Her friends said Caroline is…lovable, photogenic, a queen, young at heart, colorful, spunky, a good counselor, smiley, weird in a good way, bold, a friend to those without friends, full of fortitude, tall…depending on how tall you are, a master of karaoke, determined, unrelenting, passionate, has an inner-granny in her (I think that means wise!), has, at appropriate times, a colorful vocabulary and dark sense of humor…she’s a fighter, a diamond in the rough, has a thing for uncooked spontaneous ice cream (as I said I would share every word)…she is bright, vibrant, courageous, energetic, positive, outgoing, vivacious, fun, full of integrity, confident, funny, talented, strong, stubborn, goofy, big-hearted, unique, wonderful, joyful, self-less, you are drawn to her…she is inviting, brave, smart, amazing, trustworthy, a leader, a warrior, a singer, a dancer, unique, innovative, original, full of laughs, dynamic, phenomenal, musical…she is good at twister…she would go first when others would not or could not…she is graceful, beautiful and of course they said…she is loving.  My thanks to Caroline’s friends for these amazing words that so perfectly describe our beloved Caroline.

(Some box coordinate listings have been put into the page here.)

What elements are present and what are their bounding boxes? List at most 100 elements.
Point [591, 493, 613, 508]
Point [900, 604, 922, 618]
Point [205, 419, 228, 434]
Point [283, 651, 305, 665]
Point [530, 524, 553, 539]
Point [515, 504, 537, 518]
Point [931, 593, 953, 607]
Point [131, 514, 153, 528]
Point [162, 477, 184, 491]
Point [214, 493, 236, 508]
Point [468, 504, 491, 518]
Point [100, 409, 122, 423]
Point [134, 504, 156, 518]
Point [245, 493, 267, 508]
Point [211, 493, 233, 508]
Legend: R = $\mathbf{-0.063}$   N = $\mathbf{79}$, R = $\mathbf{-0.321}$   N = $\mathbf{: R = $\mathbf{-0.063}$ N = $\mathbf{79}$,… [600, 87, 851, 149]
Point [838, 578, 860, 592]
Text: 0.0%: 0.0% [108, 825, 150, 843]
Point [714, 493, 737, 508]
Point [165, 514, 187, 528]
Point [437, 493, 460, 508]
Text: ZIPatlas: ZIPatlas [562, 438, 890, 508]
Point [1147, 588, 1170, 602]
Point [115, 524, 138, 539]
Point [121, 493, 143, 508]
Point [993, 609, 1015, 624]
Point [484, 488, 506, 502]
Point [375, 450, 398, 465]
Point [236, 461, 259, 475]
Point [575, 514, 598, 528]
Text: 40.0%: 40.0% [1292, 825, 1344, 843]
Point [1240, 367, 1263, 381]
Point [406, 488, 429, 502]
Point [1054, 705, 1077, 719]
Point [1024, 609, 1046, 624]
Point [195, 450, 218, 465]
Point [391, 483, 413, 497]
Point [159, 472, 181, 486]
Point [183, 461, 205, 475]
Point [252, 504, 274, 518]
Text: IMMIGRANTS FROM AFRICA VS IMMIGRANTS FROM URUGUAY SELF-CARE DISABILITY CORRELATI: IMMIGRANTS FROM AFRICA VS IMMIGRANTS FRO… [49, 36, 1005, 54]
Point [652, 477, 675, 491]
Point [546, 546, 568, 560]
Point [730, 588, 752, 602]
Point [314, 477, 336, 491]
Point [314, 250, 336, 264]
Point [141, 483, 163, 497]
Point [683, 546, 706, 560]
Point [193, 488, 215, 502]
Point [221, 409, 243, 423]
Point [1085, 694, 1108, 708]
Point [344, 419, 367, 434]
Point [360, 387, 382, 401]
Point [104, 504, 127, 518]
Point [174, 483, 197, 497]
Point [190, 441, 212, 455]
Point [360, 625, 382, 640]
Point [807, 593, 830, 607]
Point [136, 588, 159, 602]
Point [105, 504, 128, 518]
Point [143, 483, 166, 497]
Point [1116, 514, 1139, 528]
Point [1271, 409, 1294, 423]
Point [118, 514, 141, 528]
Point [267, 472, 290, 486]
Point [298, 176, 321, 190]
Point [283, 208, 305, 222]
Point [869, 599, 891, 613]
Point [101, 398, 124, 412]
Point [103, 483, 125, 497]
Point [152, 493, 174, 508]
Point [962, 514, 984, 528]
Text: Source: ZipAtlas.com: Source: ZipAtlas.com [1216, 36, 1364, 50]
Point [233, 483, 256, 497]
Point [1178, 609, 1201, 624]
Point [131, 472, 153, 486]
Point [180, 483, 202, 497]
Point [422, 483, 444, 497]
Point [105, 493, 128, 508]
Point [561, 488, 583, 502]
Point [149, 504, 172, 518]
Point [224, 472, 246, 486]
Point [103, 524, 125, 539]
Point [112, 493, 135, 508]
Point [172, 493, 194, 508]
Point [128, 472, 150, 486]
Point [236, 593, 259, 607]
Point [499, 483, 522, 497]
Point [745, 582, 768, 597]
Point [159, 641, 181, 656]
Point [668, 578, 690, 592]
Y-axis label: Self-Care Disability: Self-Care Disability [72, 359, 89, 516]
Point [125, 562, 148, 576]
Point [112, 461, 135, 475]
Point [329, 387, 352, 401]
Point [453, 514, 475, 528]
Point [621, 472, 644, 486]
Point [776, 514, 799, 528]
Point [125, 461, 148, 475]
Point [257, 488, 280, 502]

And if I can, even just perhaps, sum up what all these thoughts might suggest…it is that Caroline was and is an irreplaceable, unforgettable, profoundly talented, loving friend, family member, sister and daughter.  And all of these ways she reached out to us, in the life she lived among us, should be for us now our example…that we might do and be the same…even now…that we might begin to slowly, intentionally move our own hands across the floor of the dark cave in which we, at times, will find ourselves…even if we are struggling to see the people sitting right next to us…even if it feels like they may not even be there.  We begin to reach out through the darkness to the other…to each other…we grab hold of each other…like we are never going to let one another go…and we hold on…we connect…like Caroline connected with us…taught us…and we begin to, indeed, feel connected, grounded…and we cry and we laugh and we find that we are, indeed, not alone…and God’s resurrection light begins to shine.  We can see a little more clearly where to put one foot in front of another as we journey through Caroline’s physical loss…not around…but through…and then on…with Caroline and each othe…more and more into the fully alive, light-filled sort of life that God desires and provides for each one of us.  

And so today, as we remember the life that Caroline lived…that was mainly made up of loving all of us…she has provided us the chance to recommit to reconnecting…one to another and all to God in Christ.  For, in doing so, as hearts and hands embrace, God’s Easter light breaks into our present darkness…and hope shines forth…our own path becomes illuminated…we are given a vision of an altogether wonderful sort of undiscovered future that we get to share with Caroline and each other.  And, today, we remember, proclaim and give thanks that the Good Shepherd of our souls, Jesus Christ our Lord, his own precious hands have been extended through the darkness…the darkness of sickness and even death and grabbed hold of Caroline’s own hands, and God is never going to let her go.  He has pulled Caroline into light perpetual…God’s eternal light. 

And, for this we rightfully rejoice and give thanks…to the God of life and love…the God who, in the beginning, said “let there be light”…the God whose story ends not on a cross but with an empty tomb…the God who offers Caroline, and each one of us, in this life we share and in the life to come light, love, hope, healing, connection and, of course, peace…at the last.  Amen.